1. Field of Invention
This invention relates to a method and apparatus for authorizing credit card purchases. Specifically, this invention allows retail vendors to validate credit card purchases during a sale.
2. Description of Related Art
Retail vendors typically perform a credit card validation to determine whether a credit card has been reported as missing or stolen and/or whether there is sufficient credit to make a particular purchase. Most vendors utilize an electronic credit card authorization device to communicate over a telephone line with the credit card company and perform the credit card validation.
Conventional credit card authorization devices have a magnetic slot reader for receiving information from a magnetic strip on the credit card. The authorization device initiates a call to the credit card company computer, encrypts information regarding the credit card and transmits the encrypted information to the credit card company computer. The credit card company computer decrypts the information and checks whether the credit card has been reported as stolen or missing and/or whether the credit limit would be exceeded by the requested purchase amount. The credit card company computer forwards an authorization signal or a non-authorization signal to the credit card authorization device depending on the outcome of this check.

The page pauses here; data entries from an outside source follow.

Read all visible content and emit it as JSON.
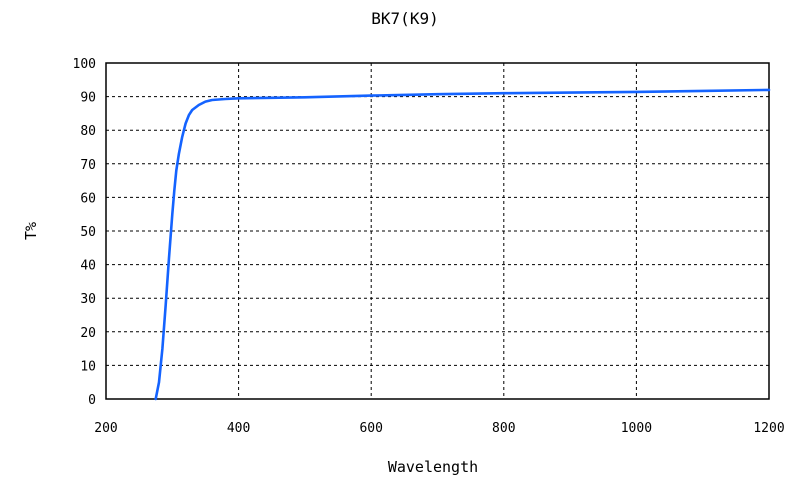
{
  "chart_data": {
    "type": "line",
    "title": "BK7(K9)",
    "xlabel": "Wavelength",
    "ylabel": "T%",
    "xlim": [
      200,
      1200
    ],
    "ylim": [
      0,
      100
    ],
    "x_ticks": [
      200,
      400,
      600,
      800,
      1000,
      1200
    ],
    "y_ticks": [
      0,
      10,
      20,
      30,
      40,
      50,
      60,
      70,
      80,
      90,
      100
    ],
    "grid": true,
    "legend": "none",
    "series_color": "#1463ff",
    "series": [
      {
        "x": [
          275,
          280,
          285,
          290,
          295,
          300,
          303,
          306,
          310,
          315,
          320,
          325,
          330,
          340,
          350,
          360,
          380,
          400,
          500,
          600,
          700,
          800,
          900,
          1000,
          1100,
          1200
        ],
        "y": [
          0,
          5,
          15,
          28,
          42,
          55,
          62,
          68,
          73,
          78,
          82,
          84.5,
          86,
          87.5,
          88.5,
          89,
          89.3,
          89.5,
          89.8,
          90.3,
          90.7,
          91,
          91.2,
          91.4,
          91.7,
          92
        ]
      }
    ]
  }
}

Current credit card authorization devices are incapable of determining whether the holder of the credit card is authorized to use the credit card. The prevalent method for determining whether the holder of the credit card is authorized to use the credit card requires the vendor to visually inspect a customer's personal signature and determine whether the customer's signature matches the signature on the back of the credit card.
If the signatures do not match, the vendor is supposed to refuse the credit card transaction and, presumably, call the police and the credit card company to inform them of a possible theft of the credit card.
Many problems arise from this visual authorization check. First, the vendor is placed into an awkward and possibly embarrassing situation of making a personal judgment as to whether a signature "matches." In addition, because vendors are under the pressure of reaching sales goals, their judgment of whether a signature matches can be biased. In fact, many vendors, due to time constraints or a desire to make sales goals, do not even look at a customer's signature to determine whether the customer is an authorized user of the credit card. Accordingly, credit card companies have incurred great costs in providing purchase credit to unauthorized users of credit cards.
Thus, the industry lacks a device and method that can be used during a sale and which quickly, inexpensively, reliably and without embarrassment to the vendor determines whether a user is authorized to use a particular credit card.